I thought some of you might be interested in this rather clever piece of green technology, and was reminded to write a post about it as I recently had to replace one of the seals in the pump.
A few years ago as part of our heathland restoration work we reintroduced grazing animals onto Black Down, one (amongst many!) of the issues we needed to address with the cattle was a supply of clean drinking water, the hill is the highest point in Sussex, and above the local reservoir, so even if we had wanted to using mains water would have been impossible without a costly (financially and environmentally) electric pump.
The idea we hit on instead was to use a lost volume pump. These have been around since victorian times, and the papa pump is one of the latest on a similar theme. They use the power of a body of falling water to drive a small percentage of that water up a hill. On Black Down we have loads of natural springs, they form wherever the sandstone meets the clay. This one is the source of the River Wey.
You can’t really tell from the photo, but it is in amongst a lovely glade of aincent beech tree’s. The spring has been contained within a brick cistern, which supplies water to a number of our nieghbours, we decided to use this spring as well as a clean source of water for our cattle.

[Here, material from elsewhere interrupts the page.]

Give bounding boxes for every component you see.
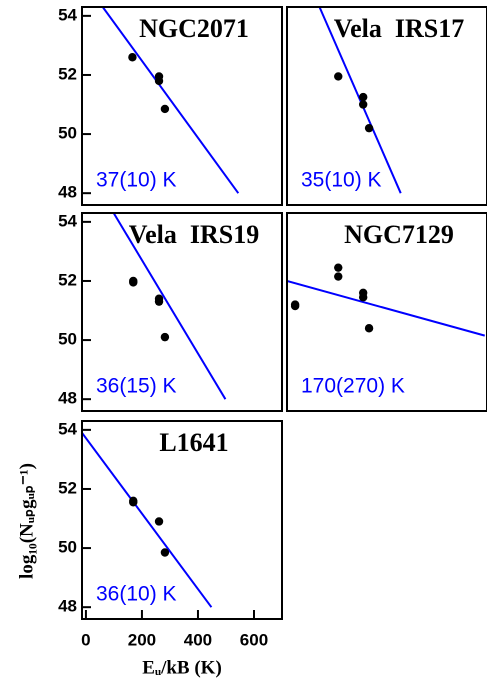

We built an extra cistern on the front, and then led a drive pipe from this downhill to a chamber which housed the pump.
The metal pipe has about a 4 metre fall before it arrives at the pump chamber.
Inside the chamber sits the pump (on the left below) and a pressure vessel.
Water falling down the length of the metal pipe rushes into the pump, through a valve and provides the impulse to send a short pulse of water through the pressure vessel and into the smaller blue plastic pipe. The drive water then spills out of the chimney in the top of the pump and the cycle starts again sending the next pulse up the pipe. No external source of power is required and the drive water is returned down a seperate pipe back into the stream it would have been in anyway.
The pressure vessel smoothes out the “stroke” of the pump so the water travels evenly up the pipe rather than in a series of pulses.
The top trough the system pumps to is about 1000 metres away from and 100 metres above the pump, pretty impressive I always think. Also, it makes a really satisfying sploshing heartbeat noise as it works, one of the wardens who used to work here always used to tell groups on guided walks that another local lost volume pump was the sound of the heartbeat of the earth, and that stuck with me, I always stop by whenever I am passing, firstly to check it is working, but also to listen to the heartbeat. If you are ever out for a walk on Black Down and are passing Cotchet Farm you could try keeping an ear open for it.